The blending of light to darker grey that can be seen on the inside of the shirt is produced by drawing a shape and filling it with a gradient and then using the ‘multiply’ transparency.
So once you have your basic template set up you can start working on the design. For this example I’ll recreate Jay from dF’s kit for Marceltipool, his London-based football team for fans of Olympique de Marseille, Celtic and Liverpool. The original can be found on both dF and Fantasy Kit Designs on FSC and although it wasn’t very popular, he liked it and wanted me to create it in a more structured and flattering light.Out of love for the “pool” part of “Marceltipool” (and for my sins) I agreed.
So the first thing we need to do is enter the coloured features that the rest of the design fits around, the three-striped hoops on the sleeves and the standard but multi-coloured Golpe curves. You can trace but I will again use the pen tool which I find is the easiest way to create these and choosing the relevant colour for the fill.
To keep all the elements within the kit frame, a clipping path has to be made. To do this you need the shape/path you want as the boundary as the top object (in this case: the shirt outline) select this and the objects/details you want ‘clipping’ and then select ‘create clipping path’.
Gradually this basic colouring starts to give the whole impression of the kit. Solid blocks of colour, whilst possibly not true-to-life, give a very clear indication of what the design is made up of.
Once the basic design is clear, it’s time to add the details. Badges, sponsors etc should be in vector form for the best possible look. Many logos can be picked up on sites such as brandsoftheworld.com or even in Google Images but for the likes of Jay’s Marceltipool crest – with each constituent part lifted from a different website with a different mpeg resolution – it was necessary to recreate.
Using these websites and others to find vectored versions of each badge I took them apart and then reassembled them to create the Marceltipool Crest. The process for created vectored logos is too involved to go into here but, as always, YouTube has plenty of videos that can be followed.

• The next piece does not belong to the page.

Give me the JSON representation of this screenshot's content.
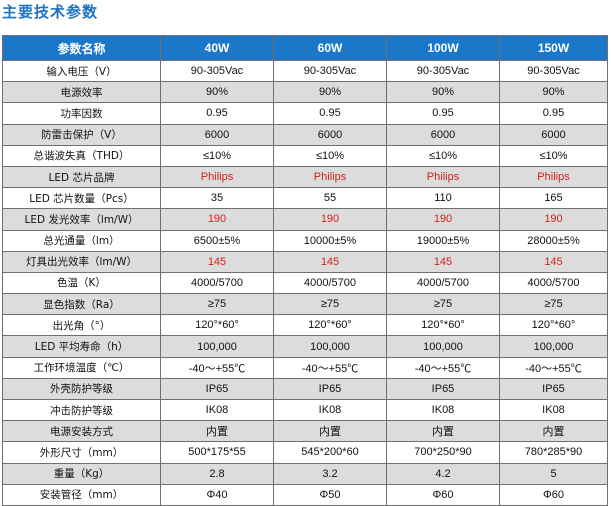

When it comes to fonts, it’s a touch of trial and error. For your reference I used Minion Pro and then made slight adjustments.
With the design nearly there, the onus moves towards presentation. A simple but effective approach is something like adding a contrasting gradient, on this occasion I used red through to black. I also added a lens flare using the lens flare tool.
The impact is strong and the stark, bright colours are in keeping with the style of the kit. Subtle it is not.
Jay instructed me to cut the length of the Golpe features on the shorts and the distinctive adidas sleeve edges are added and combined with the hoop design. A couple more sponsor logos (the Marseille way), but crucially no number on the back (the traditional Celtic way) and the design is complete.